Most African Americans in Virginia and the Deep South Genetic Community can trace their ancestry back to Congo, Benin, and Togo. Unfortunately, not many specifics are known about this community before 1850 because record keeping for African Americans before the Civil War was extremely limited.


At one time almost half of all enslaved African Americans lived in Virginia. By the 1860’s black families with Virginia roots were spread throughout the “Black Belt” a crescent-shaped section of the South where the dark, rich soil was ideal for growing cotton. The Black Belt took on a second meaning as more and more enslaved African Americans were brought in large numbers to work the land in the Carolinas, Georgia, Alabama, Mississippi, Louisiana, and Texas. Even after the Civil War and emancipation many African American families stayed in the South as farmers and sharecroppers.

 

Already spread throughout the South, African Americans with Virginia roots also began to spread north (1900 -1925). The agricultural economy of the South was collapsing under drought and the boll weevil and Jim Crow laws made segregation legal. Meanwhile, World War 1 had factories in the North clamoring for workers. In response, African Americans followed rail routes and families who had gone before to new homes in Northern cities like Chicago, St. Louis, Cleveland, Philadelphia, and New York.

OUR STORY

Our DNA indicates we have a strong connection to this Genetic Community of African Americans in Southeast Virginia. Ancestry DNA gives a high confidence level that we are genetically linked to these family names: Hairston, Jackson, Jones, Coleman, Coles, Canada, Carter, Crawley, Barksdale, Williams, Jones-Johnson, Booker, and Robinson.
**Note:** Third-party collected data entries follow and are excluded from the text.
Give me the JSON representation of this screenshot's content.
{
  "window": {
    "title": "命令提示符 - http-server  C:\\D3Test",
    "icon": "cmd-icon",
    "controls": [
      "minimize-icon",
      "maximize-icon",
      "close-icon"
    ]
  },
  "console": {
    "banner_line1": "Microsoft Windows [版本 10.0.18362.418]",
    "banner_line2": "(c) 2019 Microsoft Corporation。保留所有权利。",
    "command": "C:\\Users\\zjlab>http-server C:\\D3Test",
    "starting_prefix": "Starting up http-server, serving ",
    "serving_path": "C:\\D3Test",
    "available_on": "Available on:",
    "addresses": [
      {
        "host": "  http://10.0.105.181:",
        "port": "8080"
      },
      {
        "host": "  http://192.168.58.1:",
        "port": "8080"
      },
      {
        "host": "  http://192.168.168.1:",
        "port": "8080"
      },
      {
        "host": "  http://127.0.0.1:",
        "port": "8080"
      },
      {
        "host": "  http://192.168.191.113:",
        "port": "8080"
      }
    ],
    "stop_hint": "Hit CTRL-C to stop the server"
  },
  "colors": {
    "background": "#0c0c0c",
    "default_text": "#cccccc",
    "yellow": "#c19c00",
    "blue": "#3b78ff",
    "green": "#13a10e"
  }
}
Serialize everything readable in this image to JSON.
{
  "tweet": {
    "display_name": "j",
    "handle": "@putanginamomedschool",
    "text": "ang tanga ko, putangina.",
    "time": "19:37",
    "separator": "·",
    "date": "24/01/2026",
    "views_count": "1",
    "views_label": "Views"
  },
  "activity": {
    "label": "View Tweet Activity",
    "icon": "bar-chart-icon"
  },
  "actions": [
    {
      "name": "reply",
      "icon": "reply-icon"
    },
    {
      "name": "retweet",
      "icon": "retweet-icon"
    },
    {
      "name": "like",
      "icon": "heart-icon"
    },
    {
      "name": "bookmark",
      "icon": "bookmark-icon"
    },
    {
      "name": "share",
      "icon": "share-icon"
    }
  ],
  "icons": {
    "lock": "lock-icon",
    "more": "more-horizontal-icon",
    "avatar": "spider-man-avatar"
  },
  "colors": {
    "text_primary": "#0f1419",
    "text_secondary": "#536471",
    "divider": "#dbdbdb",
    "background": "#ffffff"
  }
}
The Carter Randolph family can be traced back to Isaac Carter (August 13, 1838 -March 7, 1919), who married Mehalie Moore (1822- ) of Halifax County, Virginia. They had eight children, Elizabeth, Joshua, Alberta, Samuel, Sally, Narcissa, Isaac, and George Carter.


Our family line would come through the Joshua branch. Joshua was married to Louisa Fanny Pounds, and they had eleven children, Willie Thomas Carter, Walter Carter, Nannie Bea Carter Louberta Carter, Ollie Isaac Carter, Bishop Carter, Ella Carter, Mildred Carter, Raddell Carter, Floyd Carter, and Narcissa Carter.


Willie Thomas Carter was born October 9, 1884, and married Althea Randolph. From this union seven children were born: Susana Carter, Jasper Carter, Willie Keister Carter, Joshua Carter, Lawrence Carter, Laura Luella (Lois) Carter, and Jessie Carter. Willie Thomas Carter also had another child named Pauline Randolph.